Ein CRT-System unterscheidet sich von einem gewöhnlichen Schrittmacher durch die zusätzliche Elektrode, die die linke Herzkammer stimuliert. Diese wird unter Durchleuchtungskontrolle mit speziellen Kathetern in eine Vene des Herzens im Bereich der linken Herzkammer eingelegt. Dies ist sehr viel schwieriger und die Elektroden funktionieren langfristig häufig schlechter als Elektroden im Vorhof oder rechten Ventrikel.

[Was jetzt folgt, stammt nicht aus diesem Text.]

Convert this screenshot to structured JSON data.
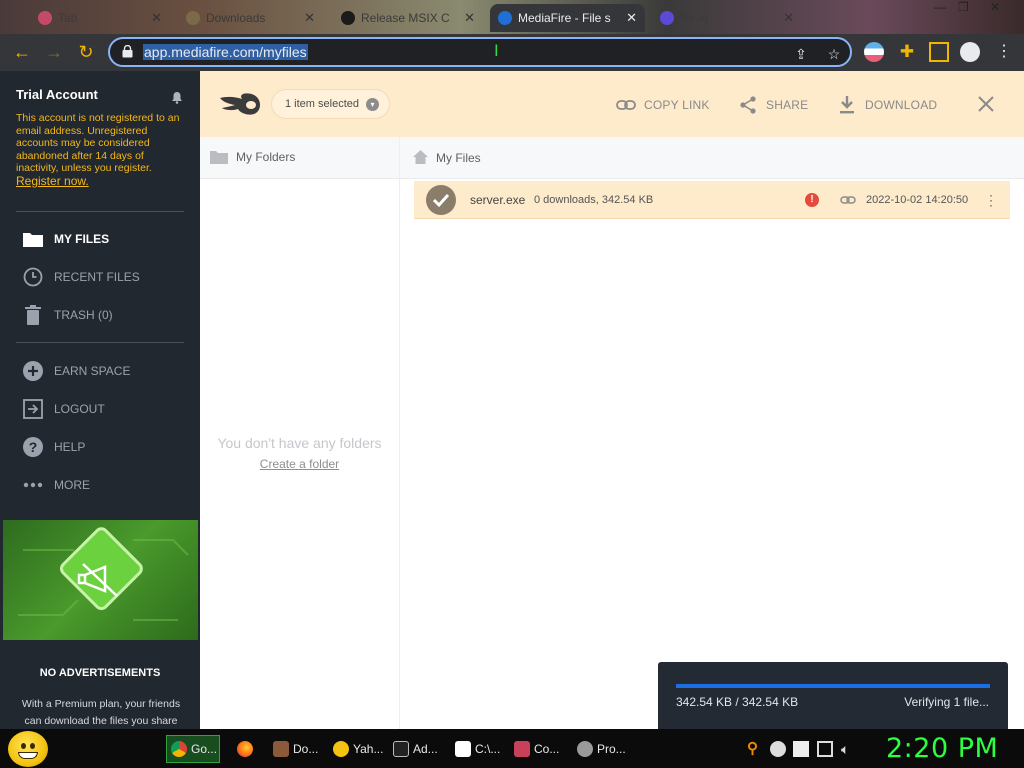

Deshalb ist es besser anlässlich einer offenen Herzoperation schon eine Elektrode von aussen auf die linke Herzkammer anzubringen, wenn feststeht, dass eine Resynchronisation nötig sein wird. Alternativ zur Elektrode in der Herzvene kann auch durch eine kurze Thorakotomie, evt. mit videoskopischer Hilfe, die Elektrode auf die linke Herzkammer aufgebracht werden.

Kontrollen

Nach der Implantation eines Schrittmachers, Defibrillators oder CRT-Systems wird das EKG während 24 Std. überwacht (Telemetrie), um Fehlfunktionen sofort zu erkennen. Besonders am Anfang können die Elektroden wegen der Bewegung durch die normale Herzaktion dislozieren. Vor der Entlassung nach Hause erfolgt immer nochmals eine Abfrage und Kontrolle des Systems. Bei einem CRT-System erfolgt die definitive Einstellung meist unter echokardiographischer Kontrolle der Synchronisierung der Herzkammern.

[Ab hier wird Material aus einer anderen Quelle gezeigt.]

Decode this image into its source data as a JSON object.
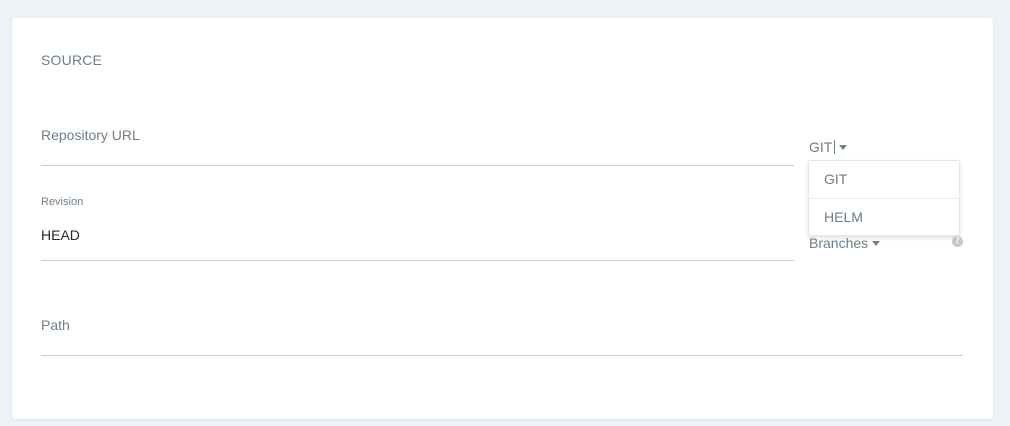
{
  "source": {
    "section_title": "SOURCE",
    "repository_url": {
      "placeholder": "Repository URL",
      "value": ""
    },
    "repo_type": {
      "selected": "GIT",
      "options": [
        "GIT",
        "HELM"
      ]
    },
    "revision": {
      "label": "Revision",
      "value": "HEAD"
    },
    "revision_type": {
      "selected": "Branches"
    },
    "path": {
      "placeholder": "Path",
      "value": ""
    },
    "help_icon_glyph": "?"
  },
  "colors": {
    "background": "#eef1f5",
    "card": "#ffffff",
    "label": "#6d7f8b",
    "text": "#1d2830",
    "underline": "#c8cfd4"
  }
}
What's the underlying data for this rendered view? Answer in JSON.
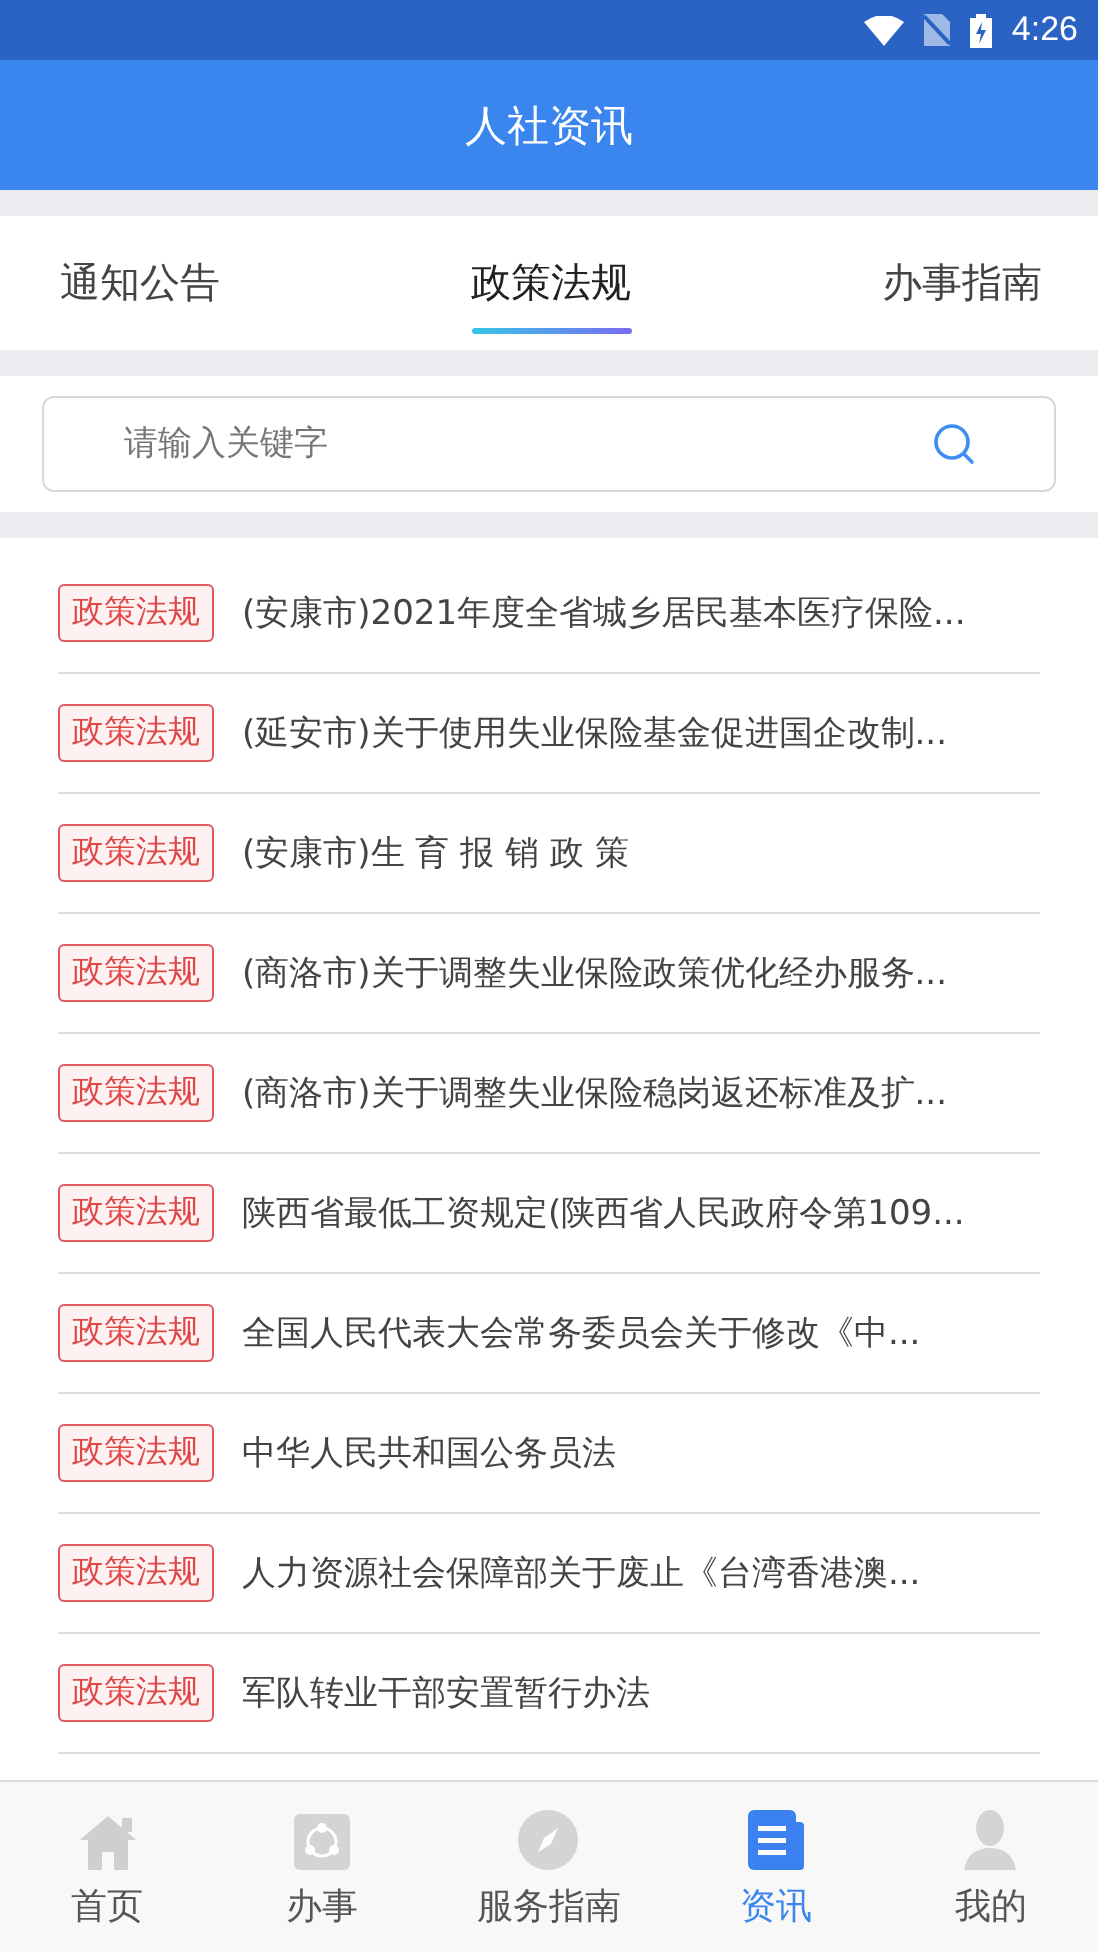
{
  "status_bar": {
    "time": "4:26"
  },
  "header": {
    "title": "人社资讯"
  },
  "tabs": [
    {
      "label": "通知公告",
      "selected": false
    },
    {
      "label": "政策法规",
      "selected": true
    },
    {
      "label": "办事指南",
      "selected": false
    }
  ],
  "search": {
    "placeholder": "请输入关键字"
  },
  "articles": [
    {
      "tag": "政策法规",
      "title": "(安康市)2021年度全省城乡居民基本医疗保险..."
    },
    {
      "tag": "政策法规",
      "title": "(延安市)关于使用失业保险基金促进国企改制..."
    },
    {
      "tag": "政策法规",
      "title": "(安康市)生 育 报 销 政 策"
    },
    {
      "tag": "政策法规",
      "title": "(商洛市)关于调整失业保险政策优化经办服务..."
    },
    {
      "tag": "政策法规",
      "title": "(商洛市)关于调整失业保险稳岗返还标准及扩..."
    },
    {
      "tag": "政策法规",
      "title": "陕西省最低工资规定(陕西省人民政府令第109..."
    },
    {
      "tag": "政策法规",
      "title": "全国人民代表大会常务委员会关于修改《中..."
    },
    {
      "tag": "政策法规",
      "title": "中华人民共和国公务员法"
    },
    {
      "tag": "政策法规",
      "title": "人力资源社会保障部关于废止《台湾香港澳..."
    },
    {
      "tag": "政策法规",
      "title": "军队转业干部安置暂行办法"
    }
  ],
  "bottom_nav": [
    {
      "kind": "home",
      "label": "首页",
      "selected": false
    },
    {
      "kind": "tasks",
      "label": "办事",
      "selected": false
    },
    {
      "kind": "compass",
      "label": "服务指南",
      "selected": false
    },
    {
      "kind": "news",
      "label": "资讯",
      "selected": true
    },
    {
      "kind": "person",
      "label": "我的",
      "selected": false
    }
  ]
}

An neu implantierten Elektroden können sich die elektrischen Eigenschaften in den ersten Tagen noch verändern. Deshalb sollten nach 2–4 Wochen nochmals eine Kontrolle und die definitive Einstellung erfolgen. Anschliessend genügen jährliche Kontrollen. Gegen Ende der Batterielaufzeit und bei Problemen sind häufigere Kontrollen nötig. Der Wechsel des Schrittmachers nach 5–8 Jahren kann so langfristig geplant werden.

Nachbehandlung

Es ist nicht mit stärkeren Schmerzen nach Abklingen der Lokalanästhesie zu rechnen. Gängige Schmerzmittel in den ersten 2–3 Tagen reichen meistens. Wenn bei der Operation eine Redondrainage eingelegt wurde, kann diese nach 1–2 Tagen entfernt werden. Die Wunden werden intrakutan mit einer resorbierbaren Naht verschlossen und mit Steri-Strips abgedeckt. Eine Fadenentfernung ist nicht nötig. Während der ersten 5–7 Tage sollten die Wunden trocken gehalten werden, anschliessend ist kurzes Duschen erlaubt.

Zum Schutz der Wunde sollten die Steri-Strips noch ein paar weitere Tage auf der Wunde belassen werden. Um die Elektroden nicht zu stark zu bewegen, sollte in den ersten 2 Wochen der Arm auf der Implantationsseite nicht über 90 Grad gehoben werden. Anschliessend bestehen keine Einschränkungen mehr.